時ヶ島
平葉与雨
時ヶ島
崩れゆく砂場の城に涼やかな風が吹くと、その城を建てた小さな男の子は、笑いながら空を眺めました。
砂場の近くにある木陰に、三十代くらいの男がひとり立っています。男は砂場から出ていく男の子を見て、どこか懐かしむような表情を浮かべました。
「よし、まだあるな……」
男は声を漏らし、機械となった自分の両足を見ました。
幼いころ、公園から家に変える途中で暴走車に衝突され、治療むなしく体の半分が機械となってしまったのです。
そう。男が見ていた小さな男の子は、悲運を知らない男自身です。
男はずっと後悔していました。
もう少しだけ砂場にいれば。
もう少しだけ城を作っていれば。
男は過去を変えたいと、毎日のように願いました。
そしてついに、そのときがやってきました。男の家に『
時ヶ島はどの地図にも載っていない幻の島です。
過去に戻りたいという気持ちが濃く表れると、島への扉が開かれると言われています。
招待状が届いてしまえばあとは簡単です。
戻りたい時間を強く頭に浮かべ、招待状を開く。すると、気づいたときには時ヶ島にいます。
男もそうやってここにたどり着きました。
時ヶ島というのは、望んだ時間が流れる不思議な島なのです。
「公園を出るのを遅らせれば、この足は戻ってくるはず……」
男は話しかけることで少しだけ流れをズラそうと考えました。
しかし、男はすぐにその考えを捨てました。直接的に過去の自分に影響を与えてはいけない。ふとそう思ったのです。
「声で注意を引くか」
男はこれでもかと息を吸い込み、大きな声で「うわっ!」と叫びました。
「……っ?!」
男の子は驚きのあまり、こわばった表情でキョロキョロしています。
数秒ほどはそのままでしたが、何もないとわかると、男の子は公園から出ていきました。
男は過去の自分を後ろから追いかけることにしました。ちゃんと遅らせることができたか確認したかったのです。

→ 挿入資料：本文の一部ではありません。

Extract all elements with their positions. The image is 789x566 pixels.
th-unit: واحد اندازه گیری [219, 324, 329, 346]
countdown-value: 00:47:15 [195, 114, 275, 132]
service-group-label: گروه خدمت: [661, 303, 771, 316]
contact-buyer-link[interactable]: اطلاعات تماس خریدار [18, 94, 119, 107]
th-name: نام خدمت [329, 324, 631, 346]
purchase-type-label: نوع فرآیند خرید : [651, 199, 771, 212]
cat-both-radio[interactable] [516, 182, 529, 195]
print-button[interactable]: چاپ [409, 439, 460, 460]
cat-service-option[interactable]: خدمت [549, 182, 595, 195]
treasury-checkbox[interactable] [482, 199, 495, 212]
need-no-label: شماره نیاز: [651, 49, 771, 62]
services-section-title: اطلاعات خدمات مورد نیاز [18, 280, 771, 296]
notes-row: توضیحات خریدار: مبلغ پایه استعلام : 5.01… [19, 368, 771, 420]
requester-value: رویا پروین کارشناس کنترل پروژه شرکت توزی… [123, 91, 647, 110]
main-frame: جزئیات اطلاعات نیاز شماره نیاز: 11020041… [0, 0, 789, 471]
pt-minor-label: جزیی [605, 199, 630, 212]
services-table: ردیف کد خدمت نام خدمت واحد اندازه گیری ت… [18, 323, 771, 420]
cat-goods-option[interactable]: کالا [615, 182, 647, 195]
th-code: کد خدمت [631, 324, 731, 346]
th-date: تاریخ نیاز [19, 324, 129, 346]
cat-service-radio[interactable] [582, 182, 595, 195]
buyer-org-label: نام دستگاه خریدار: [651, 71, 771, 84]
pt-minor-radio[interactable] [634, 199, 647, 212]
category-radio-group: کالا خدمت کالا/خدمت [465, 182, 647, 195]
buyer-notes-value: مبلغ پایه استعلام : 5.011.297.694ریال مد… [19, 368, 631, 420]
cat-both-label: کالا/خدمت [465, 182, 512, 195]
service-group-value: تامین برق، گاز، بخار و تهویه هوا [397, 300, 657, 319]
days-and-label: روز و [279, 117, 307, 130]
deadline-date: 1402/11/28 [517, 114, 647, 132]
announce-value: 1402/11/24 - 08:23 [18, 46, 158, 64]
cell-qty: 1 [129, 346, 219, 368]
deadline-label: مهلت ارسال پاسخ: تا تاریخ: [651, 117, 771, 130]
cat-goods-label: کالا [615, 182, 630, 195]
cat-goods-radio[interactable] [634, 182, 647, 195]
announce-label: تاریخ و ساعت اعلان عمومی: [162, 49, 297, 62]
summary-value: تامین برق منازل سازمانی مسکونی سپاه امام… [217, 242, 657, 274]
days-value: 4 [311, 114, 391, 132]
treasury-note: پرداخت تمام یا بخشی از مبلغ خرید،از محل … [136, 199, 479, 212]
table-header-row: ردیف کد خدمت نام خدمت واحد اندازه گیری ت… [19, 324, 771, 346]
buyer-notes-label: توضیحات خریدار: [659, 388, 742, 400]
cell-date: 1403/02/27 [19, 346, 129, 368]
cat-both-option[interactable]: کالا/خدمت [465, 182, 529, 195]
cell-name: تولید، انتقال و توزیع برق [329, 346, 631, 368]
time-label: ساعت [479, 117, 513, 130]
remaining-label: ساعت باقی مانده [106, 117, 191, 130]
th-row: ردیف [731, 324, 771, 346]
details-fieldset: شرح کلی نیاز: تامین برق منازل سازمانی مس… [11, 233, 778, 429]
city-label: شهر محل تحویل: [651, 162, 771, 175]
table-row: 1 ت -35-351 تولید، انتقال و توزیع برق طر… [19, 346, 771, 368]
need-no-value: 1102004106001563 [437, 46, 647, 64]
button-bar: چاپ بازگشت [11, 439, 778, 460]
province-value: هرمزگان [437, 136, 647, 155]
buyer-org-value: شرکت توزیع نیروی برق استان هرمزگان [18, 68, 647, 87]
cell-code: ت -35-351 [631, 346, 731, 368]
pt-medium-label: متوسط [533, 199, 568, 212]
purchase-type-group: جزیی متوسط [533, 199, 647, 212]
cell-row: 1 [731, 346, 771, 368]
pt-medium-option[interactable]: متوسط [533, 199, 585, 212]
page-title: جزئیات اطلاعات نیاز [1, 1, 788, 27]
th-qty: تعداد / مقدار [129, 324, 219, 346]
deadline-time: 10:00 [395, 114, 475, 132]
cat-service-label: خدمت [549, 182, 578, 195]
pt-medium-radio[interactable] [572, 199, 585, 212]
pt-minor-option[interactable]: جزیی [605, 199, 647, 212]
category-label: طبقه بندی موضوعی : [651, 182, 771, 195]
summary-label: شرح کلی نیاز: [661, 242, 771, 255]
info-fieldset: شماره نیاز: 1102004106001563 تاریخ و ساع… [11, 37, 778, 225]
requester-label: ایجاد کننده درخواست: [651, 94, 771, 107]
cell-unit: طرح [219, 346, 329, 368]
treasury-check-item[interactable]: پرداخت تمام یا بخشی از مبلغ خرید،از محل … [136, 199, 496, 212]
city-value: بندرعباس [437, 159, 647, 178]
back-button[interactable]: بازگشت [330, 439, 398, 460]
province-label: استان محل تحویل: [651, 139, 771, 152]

しばらくして、男の記憶が鮮明になってきました。当時の事故現場が近づいているからです。
「たしかこの先だったはず」
男の子はちょうどその場所で立ち止まりました。
記憶にない行動をした過去の自分を見て、男は少しだけ焦りました。
しかし、事故は男の子が来る前にすでに起こっていました。公園から出る時間が少しだけ遅れたからです。
「はぁ、よかった」
男は安心しました。事故に巻き込まれるのを防げたのです。
すると突然、男の目の前が真っ白に光りました。
これは時ヶ島の扉が閉まる合図です。訪問者が安心したり満足したりすると、幻の島は消えてなくなるのです。
「はっ……」
気がつくと、男は元の時間に戻っていました。
時ヶ島への招待状はもうありません。時間旅行は一度きりなのです。
男は高まる気持ちを抑えながら、自分の両足に目を向けました。
「なっ……!?」
男はあまりの衝撃に、しばらく息が止まりました。
元に戻るはずの両足は、機械のままだったのです。
「なんで変わらないんだ……」
男は嘆き悲しみ、冷たい両足を思いっきり叩きました。
外に音が響くほどの強い力で、何度も何度も叩きました。
——ガシャン。
男の両足は耐えられず、とうとう壊れてしまいました。
今はもう、動かすことはできません。
「ははっ……」
しかし、男は痛みを感じることはありませんでした。
それどころか、静かに笑っていたのです。